Обменявшись обычными приветствиями с мисс Бриджет и подождав, пока нальют чай, мистер Олверти велел позвать миссис Вилкинс и сказал сестре, что у него есть для нее подарок; та поблагодарила, вообразив, должно быть, что речь идет о каком-нибудь платье или драгоценности. Брат очень часто делал ей такие подарки, и в угоду ему она тратила немало времени на свой туалет. Я говорю «в угоду брату», потому что сама она всегда выражала величайшее презрение к нарядам и к тем дамам, которые ими занимаются.
Но если таковы были ее ожидания, то как же была она разочарована, когда миссис Вилкинс, исполняя приказание своего хозяина, принесла ребенка! Крайнее изумление, как известно, бывает обыкновенно немым; так и мисс Бриджет не промолвила ни слова, пока брат не нарушил молчания, рассказав ей всю историю. Читатель уже знает ее, так что мы не станем передавать его рассказ.
Мисс Бриджет всегда свидетельствовала такое уважение к тому, что дамы благоволят называть добродетелью, и сама держала себя так строго, что присутствующие, особенно же миссис Вилкинс, ожидали от нее по этому поводу потока горьких слов и предложения немедленно удалить из дома ребенка, как вредного звереныша. Но она, напротив, отнеслась к происшествию весьма благодушно, выразила некоторое сострадание к беспомощному малютке и похвалила брата за совершенное им доброе дело.
Может быть, читатель объяснит себе это поведение ее уступчивостью мистеру Олверти, если мы ему поведаем, что в заключение своего рассказа этот добрый человек объявил о своем решении позаботиться о ребенке и воспитать его, как родное дитя; ибо, нужно сказать правду, мисс Бриджет всегда была готова угодить брату очень редко, а может быть, и никогда, не противоречила его суждениям. Правда, подчас у нее вырывались кое-какие замечания – вроде того, что мужчины своевольны и непременно хотят поставить на своем и что ей очень хотелось бы иметь независимое состояние, – но все подобные замечания высказывались потихоньку, и голос ее самое большее возвышался до так называемого ворчания.

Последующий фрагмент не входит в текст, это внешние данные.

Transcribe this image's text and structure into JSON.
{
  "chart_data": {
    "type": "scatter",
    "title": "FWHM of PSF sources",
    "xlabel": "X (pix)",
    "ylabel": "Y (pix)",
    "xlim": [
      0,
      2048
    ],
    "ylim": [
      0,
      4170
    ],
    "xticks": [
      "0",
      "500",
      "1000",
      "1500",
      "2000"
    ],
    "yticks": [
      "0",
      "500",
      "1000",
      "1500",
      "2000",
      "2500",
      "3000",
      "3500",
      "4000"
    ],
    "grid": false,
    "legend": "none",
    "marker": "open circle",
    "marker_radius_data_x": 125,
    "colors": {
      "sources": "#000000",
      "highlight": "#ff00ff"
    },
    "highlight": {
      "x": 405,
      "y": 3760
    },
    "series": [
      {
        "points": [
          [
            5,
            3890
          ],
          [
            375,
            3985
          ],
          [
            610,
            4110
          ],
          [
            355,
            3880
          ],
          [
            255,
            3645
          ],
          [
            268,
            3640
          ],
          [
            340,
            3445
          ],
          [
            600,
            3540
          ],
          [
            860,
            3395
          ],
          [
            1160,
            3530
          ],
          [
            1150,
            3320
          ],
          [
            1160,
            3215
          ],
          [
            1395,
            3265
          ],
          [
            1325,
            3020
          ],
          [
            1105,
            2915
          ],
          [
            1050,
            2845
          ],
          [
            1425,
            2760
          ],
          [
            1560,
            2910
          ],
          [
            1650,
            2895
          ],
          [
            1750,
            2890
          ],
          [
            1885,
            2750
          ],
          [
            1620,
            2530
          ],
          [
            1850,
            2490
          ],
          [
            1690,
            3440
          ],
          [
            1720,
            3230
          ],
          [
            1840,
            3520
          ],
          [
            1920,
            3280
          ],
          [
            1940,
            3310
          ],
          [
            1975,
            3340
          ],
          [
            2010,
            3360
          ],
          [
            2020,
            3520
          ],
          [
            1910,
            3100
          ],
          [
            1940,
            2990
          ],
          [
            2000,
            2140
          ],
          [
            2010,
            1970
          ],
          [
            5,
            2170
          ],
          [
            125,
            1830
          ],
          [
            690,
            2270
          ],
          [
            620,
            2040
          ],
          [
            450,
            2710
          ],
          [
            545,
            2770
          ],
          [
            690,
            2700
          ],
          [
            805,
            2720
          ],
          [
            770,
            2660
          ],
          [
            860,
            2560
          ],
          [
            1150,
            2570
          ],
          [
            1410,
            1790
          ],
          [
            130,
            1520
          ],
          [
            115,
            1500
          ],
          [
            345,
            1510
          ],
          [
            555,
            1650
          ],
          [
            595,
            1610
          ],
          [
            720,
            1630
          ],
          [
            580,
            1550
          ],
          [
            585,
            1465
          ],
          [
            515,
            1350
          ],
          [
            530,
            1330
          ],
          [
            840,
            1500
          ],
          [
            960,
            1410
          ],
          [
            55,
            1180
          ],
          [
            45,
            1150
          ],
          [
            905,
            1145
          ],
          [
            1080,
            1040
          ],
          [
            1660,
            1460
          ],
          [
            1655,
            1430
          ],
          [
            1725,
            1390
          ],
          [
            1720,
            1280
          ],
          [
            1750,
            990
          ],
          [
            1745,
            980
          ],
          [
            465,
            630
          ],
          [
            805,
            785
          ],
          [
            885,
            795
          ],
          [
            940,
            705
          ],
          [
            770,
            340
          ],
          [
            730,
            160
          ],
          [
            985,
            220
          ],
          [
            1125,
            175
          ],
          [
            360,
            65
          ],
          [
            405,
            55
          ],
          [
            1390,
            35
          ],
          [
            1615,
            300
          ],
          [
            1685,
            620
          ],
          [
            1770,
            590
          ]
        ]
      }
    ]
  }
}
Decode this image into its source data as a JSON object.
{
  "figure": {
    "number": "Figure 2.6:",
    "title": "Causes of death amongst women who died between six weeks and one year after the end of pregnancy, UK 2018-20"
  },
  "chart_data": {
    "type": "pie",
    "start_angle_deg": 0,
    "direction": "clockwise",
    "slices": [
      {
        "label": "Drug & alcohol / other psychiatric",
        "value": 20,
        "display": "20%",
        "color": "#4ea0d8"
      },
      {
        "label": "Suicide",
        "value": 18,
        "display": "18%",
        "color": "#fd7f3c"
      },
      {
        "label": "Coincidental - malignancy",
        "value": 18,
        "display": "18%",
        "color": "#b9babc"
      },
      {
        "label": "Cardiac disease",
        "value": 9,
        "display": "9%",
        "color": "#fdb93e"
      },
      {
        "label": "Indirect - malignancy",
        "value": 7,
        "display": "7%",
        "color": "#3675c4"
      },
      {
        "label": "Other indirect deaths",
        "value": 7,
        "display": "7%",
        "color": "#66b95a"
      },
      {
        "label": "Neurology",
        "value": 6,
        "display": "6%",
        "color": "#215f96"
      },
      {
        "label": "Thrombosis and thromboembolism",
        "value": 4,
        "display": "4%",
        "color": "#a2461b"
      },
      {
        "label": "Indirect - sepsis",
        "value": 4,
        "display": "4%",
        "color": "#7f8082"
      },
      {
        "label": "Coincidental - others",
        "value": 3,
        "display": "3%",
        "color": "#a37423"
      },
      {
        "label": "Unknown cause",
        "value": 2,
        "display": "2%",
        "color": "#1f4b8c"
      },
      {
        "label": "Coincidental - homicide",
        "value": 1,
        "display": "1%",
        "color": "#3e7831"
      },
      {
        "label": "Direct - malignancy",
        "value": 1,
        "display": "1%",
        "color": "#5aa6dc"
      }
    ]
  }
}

Впрочем, эта сдержанность мисс Бриджет по отношению к ребенку была щедро возмещена расточительностью по адресу бедной неизвестной матери; она обозвала ее срамницей, скверной шлюхой, наглой девкой, бесстыдной тварью, подлой потаскухой и другими подобными именами, на которые не скупится добродетель, когда хочет заклеймить негодниц, наносящих бесчестье женскому полу.
Потом стали совещаться, каким образом обнаружить мать ребенка. Сперва разобрали по косточкам поведение всей женской прислуги в доме; но миссис Вилкинс выгородила своих подручных, и была, несомненно, права: она сама их подобрала, и вряд ли где-нибудь еще можно было найти такую коллекцию огородных пугал. Следующим шагом был розыск среди обитательниц прихода; дело это поручили миссис Вилкинс, которая должна была произвести самое тщательное расследование и доложить после обеда о его результатах.
Порешив на этом, мистер Олверти удалился, по обыкновению, к себе в кабинет и оставил ребенка сестре, которая, по его просьбе, взяла на себя заботы о нем.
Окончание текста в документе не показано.